President Richard M. Nixon appointed served to serve as the director of the U.S. Bureau of Mines. He served in that role from March 1, 1974, to 1977. In 1977, he joined Berwind Natural Resources Company in Philadelphia, Pennsylvania. He served as president and chief executive officer from 1977 to 1998, chair of the board from 1998 to 2003, and then served on the board of directors until 2010.

Falkie served as the president of the Society for Mining, Metallurgy, and Exploration in 1985. He served as vice president of American Institute of Mining, Metallurgical, and Petroleum Engineers (AIME) from 1977 to 1978 and as president in 1988. He also served as president of the Joseph A. Holmes Safety Association from 1974 to 1977. He was elected to the National Academy of Engineering in 1989. He served on the board of directors of the National Mining Hall of Fame from 1989 to 2016, the board of directors of Foote Minerals Co. from 1984 to 1988, and the board of directors of Cyprus Amax Minerals from 1988 to 2000.

==Personal life and death==
Falkie was married to Jean Cecilia Broscius (d. 2001) of Shamokin, Pennsylvania.

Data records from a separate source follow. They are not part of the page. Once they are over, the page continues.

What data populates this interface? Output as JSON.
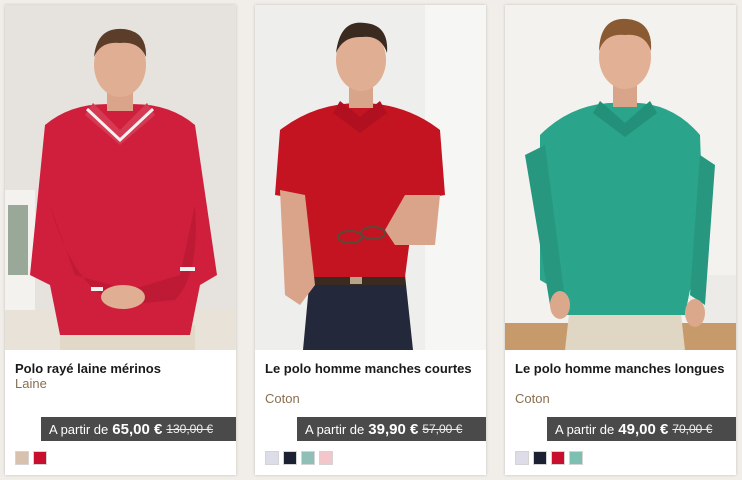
{
  "products": [
    {
      "title": "Polo rayé laine mérinos",
      "material": "Laine",
      "price_prefix": "A partir de",
      "price": "65,00 €",
      "old_price": "130,00 €",
      "swatches": [
        "#d8c2ae",
        "#c8102e"
      ],
      "image": "man-in-red-striped-knit-polo"
    },
    {
      "title": "Le polo homme manches courtes",
      "material": "Coton",
      "price_prefix": "A partir de",
      "price": "39,90 €",
      "old_price": "57,00 €",
      "swatches": [
        "#dcdde8",
        "#1b2133",
        "#8fbfb6",
        "#f3c6cc"
      ],
      "image": "man-in-red-short-sleeve-polo"
    },
    {
      "title": "Le polo homme manches longues",
      "material": "Coton",
      "price_prefix": "A partir de",
      "price": "49,00 €",
      "old_price": "70,00 €",
      "swatches": [
        "#dcdde8",
        "#1b2133",
        "#c8102e",
        "#7ec0b0"
      ],
      "image": "man-in-green-long-sleeve-polo"
    }
  ],
  "colors": {
    "price_bg": "#4a4a4a",
    "material_text": "#8a6f4f",
    "page_bg": "#f1ede9"
  }
}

Together, they had five children: Ann Marie, Thomas V. Falkie Jr., Lawrence W., Michael J. and Christine Mack.

He was known by his contemporaries as "Tom".

Falkie died on November 1, 2019, in Newton Square, Pennsylvania.

==Awards and legacy==
Falkie was honored as an Alumni Fellow of Pennsylvania State University in 1986. In 1991, he received the AIME Erskine Ramsay Medal for "his notable achievements in coal mining resulting from his successful bridging of these three realms of activity: academics, government, and industry, and distinguishing himself in all of them". He received the Robert Stefanko Award for Distinguished Achievement in Mineral Engineering in 1995. In 2015, he received the AIME Charles F. Rand Memorial Gold Medal. Falkie was inducted into the National Mining Hall of Fame in 2017. In 2018, he was awarded the Mining and Metallurgical Society of America Gold Medal.

Falkie and his wife established the Thomas V. and Jean C. Falkie Faculty Fellowship in Mining Engineering at Pennsylvania State University in 1999.